You Lose the Weight, not the Products:
Subway sandwiches aren’t going to kill you if you decide to eat one. They aren’t a terrible food choice. But exactly how hard is it to make a boxed lunch? Furthermore, Subway also sells chips and soda which many well intentioned people mistakenly believe they deserve to eat after ordering a Veggie Delight. According to the book Mindless Eating, written by the director of the Cornell University Food and Brand Lab, Dr. Brian Wansink, people actually consume more calories at Subway than they do eating at McDonald’s. Why? Because most people don’t have the self control to not eat the chips they think they deserve (and they order a 12″ rather than a 6″). People at McDonald’s know what they’re eating is terrible. Therefore, if they’re thinking of their weight, they don’t indulge in the extras. Bagged lunches are smarter, but they don’t make money for the show so Bob and Jillian aren’t going to advocate it. What about microwaved popcorn (which The Biggest Loser also endorses)? How about not eating popcorn at all or air popping it? Just a thought. Sugar free gum? Huh? 24 Hour Fitness? I don’t need a gym to get in shape. I’m in better shape because I don’t go to a gym. The point is not that any of these products are terrible, they aren’t. The point is that none of these products actually help anybody lose weight. They dilute the real message which overweight people really need to hear. It starts and ends with you. You won’t lose weight if you aren’t willing to suffer a little, and you won’t lose weight by buying anything special.
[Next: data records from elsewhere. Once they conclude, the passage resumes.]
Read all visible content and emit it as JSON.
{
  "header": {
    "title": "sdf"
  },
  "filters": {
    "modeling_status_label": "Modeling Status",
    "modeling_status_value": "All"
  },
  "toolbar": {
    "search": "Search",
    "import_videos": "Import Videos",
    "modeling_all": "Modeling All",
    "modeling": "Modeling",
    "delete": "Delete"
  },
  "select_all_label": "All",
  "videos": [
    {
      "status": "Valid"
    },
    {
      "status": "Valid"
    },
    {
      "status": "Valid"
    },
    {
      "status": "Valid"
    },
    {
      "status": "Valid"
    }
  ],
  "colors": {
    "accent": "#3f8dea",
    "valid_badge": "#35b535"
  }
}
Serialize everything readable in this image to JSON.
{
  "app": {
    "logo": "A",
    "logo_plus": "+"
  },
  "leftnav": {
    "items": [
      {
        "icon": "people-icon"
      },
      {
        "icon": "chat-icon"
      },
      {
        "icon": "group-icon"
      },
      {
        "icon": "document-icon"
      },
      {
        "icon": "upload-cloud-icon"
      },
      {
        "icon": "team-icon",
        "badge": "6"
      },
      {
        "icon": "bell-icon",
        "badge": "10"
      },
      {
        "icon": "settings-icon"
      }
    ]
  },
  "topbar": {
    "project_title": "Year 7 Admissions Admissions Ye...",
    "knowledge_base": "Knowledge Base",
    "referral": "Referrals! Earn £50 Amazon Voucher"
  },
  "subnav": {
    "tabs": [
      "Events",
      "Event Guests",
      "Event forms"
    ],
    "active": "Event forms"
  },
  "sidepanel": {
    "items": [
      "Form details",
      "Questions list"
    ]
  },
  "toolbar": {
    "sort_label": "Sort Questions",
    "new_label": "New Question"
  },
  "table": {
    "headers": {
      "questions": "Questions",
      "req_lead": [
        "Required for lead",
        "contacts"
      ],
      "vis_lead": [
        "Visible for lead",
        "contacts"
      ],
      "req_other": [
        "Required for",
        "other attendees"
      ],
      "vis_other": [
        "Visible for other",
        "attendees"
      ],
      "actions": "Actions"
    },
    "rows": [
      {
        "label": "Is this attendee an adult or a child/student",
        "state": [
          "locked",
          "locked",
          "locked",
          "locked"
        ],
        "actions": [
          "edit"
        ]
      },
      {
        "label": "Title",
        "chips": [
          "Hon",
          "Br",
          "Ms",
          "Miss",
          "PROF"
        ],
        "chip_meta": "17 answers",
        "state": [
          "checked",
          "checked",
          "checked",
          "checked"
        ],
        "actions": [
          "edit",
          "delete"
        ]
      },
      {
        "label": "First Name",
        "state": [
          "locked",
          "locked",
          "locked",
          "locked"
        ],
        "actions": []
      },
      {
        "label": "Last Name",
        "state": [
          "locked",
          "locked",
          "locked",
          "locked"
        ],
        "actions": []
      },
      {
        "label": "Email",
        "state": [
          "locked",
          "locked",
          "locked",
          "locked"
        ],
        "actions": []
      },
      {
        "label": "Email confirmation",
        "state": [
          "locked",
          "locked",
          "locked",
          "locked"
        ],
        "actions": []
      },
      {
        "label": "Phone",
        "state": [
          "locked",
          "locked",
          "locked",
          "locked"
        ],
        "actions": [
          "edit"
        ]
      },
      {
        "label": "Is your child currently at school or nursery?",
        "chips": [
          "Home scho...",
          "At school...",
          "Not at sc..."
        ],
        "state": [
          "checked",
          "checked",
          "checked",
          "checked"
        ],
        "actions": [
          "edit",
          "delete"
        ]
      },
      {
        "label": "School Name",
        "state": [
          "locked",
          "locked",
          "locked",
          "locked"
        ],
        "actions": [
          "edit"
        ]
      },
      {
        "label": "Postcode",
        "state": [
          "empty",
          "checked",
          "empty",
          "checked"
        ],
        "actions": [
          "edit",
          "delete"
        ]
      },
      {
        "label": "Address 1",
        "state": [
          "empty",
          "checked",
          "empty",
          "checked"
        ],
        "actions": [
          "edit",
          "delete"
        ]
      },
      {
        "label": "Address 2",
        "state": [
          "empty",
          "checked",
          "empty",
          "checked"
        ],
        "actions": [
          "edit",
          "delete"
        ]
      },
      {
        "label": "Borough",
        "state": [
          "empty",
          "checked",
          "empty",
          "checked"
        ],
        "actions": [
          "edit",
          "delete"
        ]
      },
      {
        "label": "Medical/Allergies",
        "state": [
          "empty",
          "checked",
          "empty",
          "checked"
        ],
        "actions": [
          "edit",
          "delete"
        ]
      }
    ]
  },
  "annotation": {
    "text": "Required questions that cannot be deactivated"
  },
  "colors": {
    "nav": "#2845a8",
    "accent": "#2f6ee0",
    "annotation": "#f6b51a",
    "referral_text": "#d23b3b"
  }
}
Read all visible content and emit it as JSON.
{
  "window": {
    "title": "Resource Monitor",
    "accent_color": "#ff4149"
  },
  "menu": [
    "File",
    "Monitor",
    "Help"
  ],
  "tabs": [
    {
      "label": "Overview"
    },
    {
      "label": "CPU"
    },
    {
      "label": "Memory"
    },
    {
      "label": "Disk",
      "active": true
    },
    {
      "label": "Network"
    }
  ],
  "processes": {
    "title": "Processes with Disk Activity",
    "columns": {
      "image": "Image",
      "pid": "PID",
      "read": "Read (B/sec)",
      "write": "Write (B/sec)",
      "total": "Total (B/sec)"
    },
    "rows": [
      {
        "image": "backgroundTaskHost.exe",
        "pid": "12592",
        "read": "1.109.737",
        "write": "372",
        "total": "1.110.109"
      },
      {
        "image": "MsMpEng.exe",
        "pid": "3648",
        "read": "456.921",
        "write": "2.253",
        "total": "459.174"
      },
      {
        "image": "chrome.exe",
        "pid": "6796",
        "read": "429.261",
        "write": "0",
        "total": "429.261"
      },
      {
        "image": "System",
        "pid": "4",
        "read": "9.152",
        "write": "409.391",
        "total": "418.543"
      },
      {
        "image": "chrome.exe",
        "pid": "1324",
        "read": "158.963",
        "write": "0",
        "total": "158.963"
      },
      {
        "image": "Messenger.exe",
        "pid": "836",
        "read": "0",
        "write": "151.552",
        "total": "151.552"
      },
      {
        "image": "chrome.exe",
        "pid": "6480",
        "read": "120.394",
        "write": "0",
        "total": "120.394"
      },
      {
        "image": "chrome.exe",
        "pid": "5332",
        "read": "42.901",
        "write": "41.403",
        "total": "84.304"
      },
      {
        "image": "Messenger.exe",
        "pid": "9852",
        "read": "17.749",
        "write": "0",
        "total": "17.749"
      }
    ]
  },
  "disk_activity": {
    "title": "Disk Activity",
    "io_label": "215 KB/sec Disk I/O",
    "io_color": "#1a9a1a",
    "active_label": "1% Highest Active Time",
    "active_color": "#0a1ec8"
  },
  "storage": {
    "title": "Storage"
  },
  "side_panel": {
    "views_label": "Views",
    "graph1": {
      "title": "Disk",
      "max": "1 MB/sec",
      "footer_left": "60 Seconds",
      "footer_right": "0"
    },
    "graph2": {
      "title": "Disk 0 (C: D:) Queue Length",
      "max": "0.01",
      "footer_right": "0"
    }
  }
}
Like most marketing efforts in the world The Biggest Loser wants you to believe you can’t be normal without their products. They want you to believe that their products make your life easier, that without them you’ll be fighting an uphill battle. It’s the message at the core of the Nordic Track thing. “Without this device you’ll only burn 1/5th the calories” (or whatever ridiculous claim they’re making). Overweight people are particularly susceptible to promises and baseless claims. When trainers who have built a reputation for being honest suddenly become dishonest they’re likely to rake in big money. They do it at the expense of the very people they helped in the past who are too naive to realize they’re currently being duped. Instead of teaching personal responsibility and inner strength, The Biggest Loser is selling product dependence and weakness.
Don’t Expect Honesty from A TV Show:
If you want honesty, don’t look to people who can make money by lying to you – because they usually will. Jillian Michaels knows very well that none of these products help people lose weight. She knows real progress comes from two basic principles. There is no secret to weight loss and nobody can do it for you. It’s hard work and nothing makes it easier – nothing. She, and the show, are making money off lies because they don’t care about you as much as they care about the money. But are you surprised? It’s not the conman’s fault that people are desperate; It’s his fault he’s shifty, but not that other people are naive. Sitting on a couch watching other people get in shape is no way to get in shape yourself. The show is almost entirely designed for entertainment. If that’s why you’re watching it then you’re being honest with yourself. Admit you like midget tossing too while you’re at it. If you’re looking for inspiration and honest advice, you’d be better off going for a walk to think it over.